La escena política internacional se encuentra en un punto crítico tras las declaraciones de Donald Trump, quien no descartó la posibilidad de llevar a cabo operativos militares en Colombia, siguiendo el modelo de la captura de Nicolás Maduro en Venezuela. El presidente colombiano, Gustavo Petro, reaccionó con firmeza, lo que ha generado un clima de alta tensión diplomática y una controversia interna sobre la retórica presidencial en momentos de crisis externa.
Durante su pronunciamiento, el mandatario Gustavo Petro advirtió sobre las tragedias humanas que acarrearía una intervención militar sin la debida precisión.
“Si bombardean sin inteligencia suficiente, morirán niños”
, sentenció el jefe de Estado, enfatizando que cualquier ataque indiscriminado en las áreas rurales solo serviría para fortalecer a los grupos insurgentes en las zonas de montaña, complicando aún más el conflicto interno que el país busca finalizar.

El llamado a la movilización y la lealtad militar
El presidente también planteó un escenario hipotético ante un eventual intento de captura en su contra. Según sus palabras, una acción de tal magnitud provocaría una respuesta inmediata y masiva de la población civil. “Desatarían al jaguar popular”, aseguró el mandatario, sugiriendo que existe un respaldo social contundente dispuesto a defender su permanencia en el poder ante cualquier fuerza externa.
En su discurso, Petro envió un mensaje directo a los integrantes de la Fuerza Pública. Fue enfático al señalar que cualquier comandante que anteponga intereses o símbolos extranjeros sobre los de la nación colombiana deberá retirarse de las filas oficiales.
“La Constitución ordena defender la soberanía”
, recordó, subrayando que la principal obligación de soldados y policías es la salvaguarda de la integridad nacional frente a cualquier tipo de amenaza foránea.
Defensa de la legalidad y trayectoria personal
Recordando su historia personal, el presidente evocó su transición de la lucha armada a la vida civil tras el acuerdo de paz de 1989. Aunque reiteró su compromiso de no volver a usar las armas, aclaró que estaría dispuesto a retomar esa senda “por la patria” en caso de que la soberanía de Colombia sea vulnerada. Asimismo, rechazó de forma enérgica cualquier acusación que lo vincule con actividades ilícitas.

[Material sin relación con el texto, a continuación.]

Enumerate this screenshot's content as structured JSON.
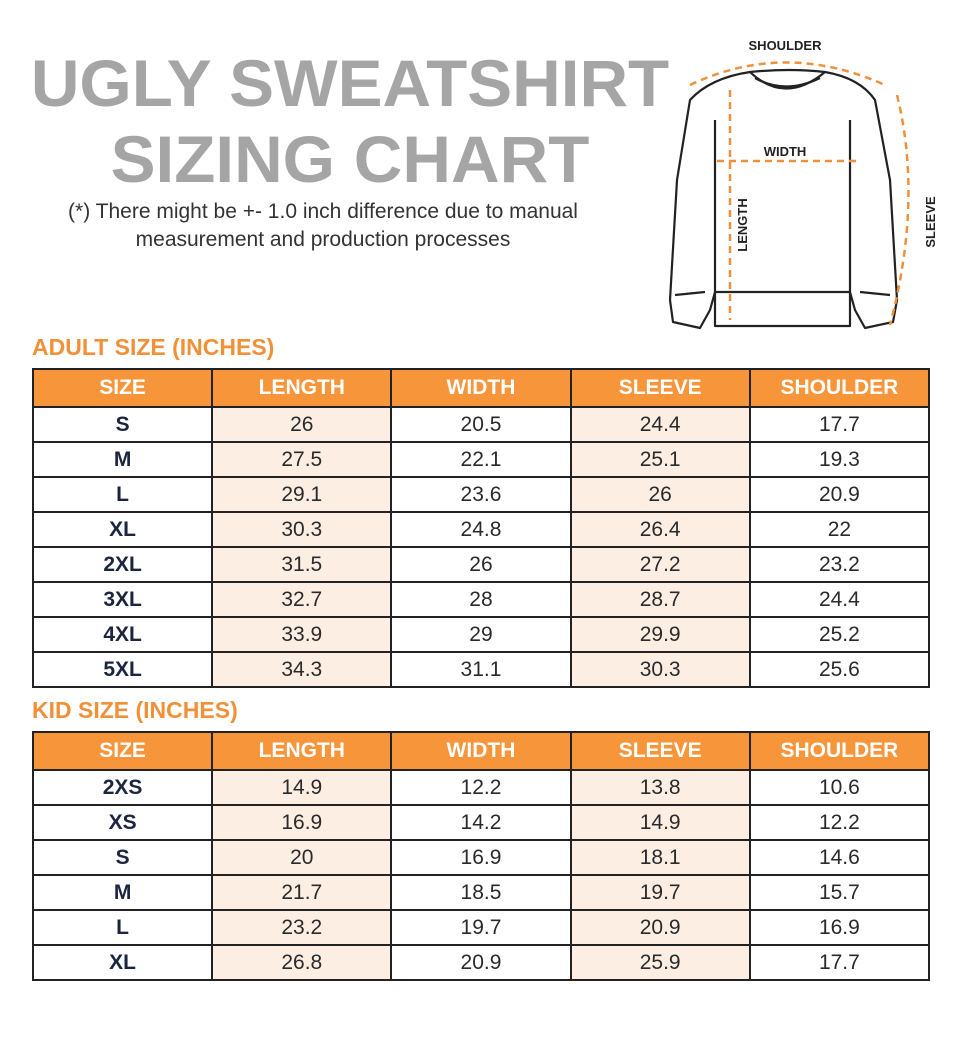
{
  "title": {
    "line1": "UGLY SWEATSHIRT",
    "line2": "SIZING CHART"
  },
  "note": "(*) There might be +- 1.0 inch difference due to manual measurement and production processes",
  "diagram": {
    "shoulder": "SHOULDER",
    "width": "WIDTH",
    "length": "LENGTH",
    "sleeve": "SLEEVE"
  },
  "colors": {
    "accent": "#f7953a",
    "tint": "#fdeee3",
    "title": "#a5a5a5"
  },
  "columns": [
    "SIZE",
    "LENGTH",
    "WIDTH",
    "SLEEVE",
    "SHOULDER"
  ],
  "adult": {
    "label": "ADULT SIZE (INCHES)",
    "rows": [
      [
        "S",
        "26",
        "20.5",
        "24.4",
        "17.7"
      ],
      [
        "M",
        "27.5",
        "22.1",
        "25.1",
        "19.3"
      ],
      [
        "L",
        "29.1",
        "23.6",
        "26",
        "20.9"
      ],
      [
        "XL",
        "30.3",
        "24.8",
        "26.4",
        "22"
      ],
      [
        "2XL",
        "31.5",
        "26",
        "27.2",
        "23.2"
      ],
      [
        "3XL",
        "32.7",
        "28",
        "28.7",
        "24.4"
      ],
      [
        "4XL",
        "33.9",
        "29",
        "29.9",
        "25.2"
      ],
      [
        "5XL",
        "34.3",
        "31.1",
        "30.3",
        "25.6"
      ]
    ]
  },
  "kid": {
    "label": "KID SIZE (INCHES)",
    "rows": [
      [
        "2XS",
        "14.9",
        "12.2",
        "13.8",
        "10.6"
      ],
      [
        "XS",
        "16.9",
        "14.2",
        "14.9",
        "12.2"
      ],
      [
        "S",
        "20",
        "16.9",
        "18.1",
        "14.6"
      ],
      [
        "M",
        "21.7",
        "18.5",
        "19.7",
        "15.7"
      ],
      [
        "L",
        "23.2",
        "19.7",
        "20.9",
        "16.9"
      ],
      [
        "XL",
        "26.8",
        "20.9",
        "25.9",
        "17.7"
      ]
    ]
  }
}
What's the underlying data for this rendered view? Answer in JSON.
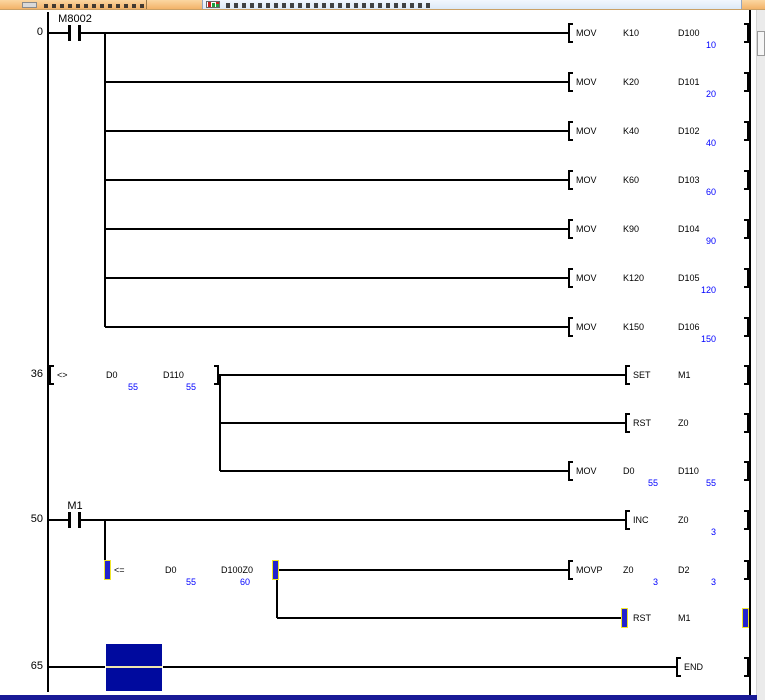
{
  "tab_bar": {
    "inactive_tab_icon": "document-icon",
    "active_tab_icon": "ladder-program-icon"
  },
  "ladder": {
    "value_color": "#0000ff",
    "energized_marker_color": "#2323cd",
    "energized_marker_outline": "#f0e62a",
    "cursor_fill_color": "#000a9e",
    "rows": [
      {
        "step": "0",
        "contact": "M8002",
        "instr": {
          "mnemonic": "MOV",
          "operands": [
            "K10",
            "D100"
          ],
          "values": [
            null,
            "10"
          ]
        }
      },
      {
        "instr": {
          "mnemonic": "MOV",
          "operands": [
            "K20",
            "D101"
          ],
          "values": [
            null,
            "20"
          ]
        }
      },
      {
        "instr": {
          "mnemonic": "MOV",
          "operands": [
            "K40",
            "D102"
          ],
          "values": [
            null,
            "40"
          ]
        }
      },
      {
        "instr": {
          "mnemonic": "MOV",
          "operands": [
            "K60",
            "D103"
          ],
          "values": [
            null,
            "60"
          ]
        }
      },
      {
        "instr": {
          "mnemonic": "MOV",
          "operands": [
            "K90",
            "D104"
          ],
          "values": [
            null,
            "90"
          ]
        }
      },
      {
        "instr": {
          "mnemonic": "MOV",
          "operands": [
            "K120",
            "D105"
          ],
          "values": [
            null,
            "120"
          ]
        }
      },
      {
        "instr": {
          "mnemonic": "MOV",
          "operands": [
            "K150",
            "D106"
          ],
          "values": [
            null,
            "150"
          ]
        }
      },
      {
        "step": "36",
        "compare": {
          "op": "<>",
          "operands": [
            "D0",
            "D110"
          ],
          "values": [
            "55",
            "55"
          ]
        },
        "instr": {
          "mnemonic": "SET",
          "operands": [
            "M1"
          ],
          "values": [
            null
          ]
        }
      },
      {
        "instr": {
          "mnemonic": "RST",
          "operands": [
            "Z0"
          ],
          "values": [
            null
          ]
        }
      },
      {
        "instr": {
          "mnemonic": "MOV",
          "operands": [
            "D0",
            "D110"
          ],
          "values": [
            "55",
            "55"
          ]
        }
      },
      {
        "step": "50",
        "contact": "M1",
        "instr": {
          "mnemonic": "INC",
          "operands": [
            "Z0"
          ],
          "values": [
            "3"
          ]
        }
      },
      {
        "compare": {
          "op": "<=",
          "operands": [
            "D0",
            "D100Z0"
          ],
          "values": [
            "55",
            "60"
          ],
          "energized": true
        },
        "instr": {
          "mnemonic": "MOVP",
          "operands": [
            "Z0",
            "D2"
          ],
          "values": [
            "3",
            "3"
          ]
        }
      },
      {
        "instr": {
          "mnemonic": "RST",
          "operands": [
            "M1"
          ],
          "values": [
            null
          ],
          "energized": true
        }
      },
      {
        "step": "65",
        "cursor": true,
        "instr": {
          "mnemonic": "END",
          "operands": [],
          "values": []
        }
      }
    ]
  }
}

“No soy ilegítimo ni narco”
, puntualizó Petro, argumentando que su patrimonio personal se limita a su residencia familiar y que sus finanzas siempre han estado bajo el escrutinio público. El mandatario insistió en que no existen pruebas de gastos que superen sus ingresos como funcionario público y que su motor político no es la ambición de riqueza personal.
La respuesta de Cambio Radical y el orden institucional
El jefe de Estado también instó a la ciudadanía a proteger la institución de la Presidencia ante actos violentos que consideró ilegítimos. Aseguró que la Fuerza Pública tiene instrucciones precisas de no atentar contra el pueblo, pero fue enfático en su postura defensiva al añadir la frase: “Sí al invasor”, en un tono que elevó la temperatura del discurso oficial.
Para cerrar su intervención, apeló a los valores de la independencia y al legado de Simón Bolívar, autodenominándose como un “comandante del pueblo”. Su cierre fue una proclama de autonomía:
“Colombia libre por siempre”
.

Estas afirmaciones provocaron una respuesta inmediata del partido Cambio Radical, colectividad que emitió un comunicado oficial con fuertes críticas. Para la organización opositora, la postura de Gustavo Petro representa una “deriva peligrosa” que trasciende lo diplomático. El partido señaló que el uso de un lenguaje cargado de épica insurgente no es propio de la dignidad presidencial.
Cambio Radical calificó como un hecho “gravísimo” que el presidente incite a la población a tomarse el poder en los entes locales o que obligue a la Fuerza Pública a elegir entre símbolos nacionales y extranjeros. Según el comunicado, la soberanía no se garantiza mediante arengas o amenazas, sino a través de la prudencia y el respeto irrestricto a la Constitución de 1991, la cual establece límites claros para evitar liderazgos caudillistas.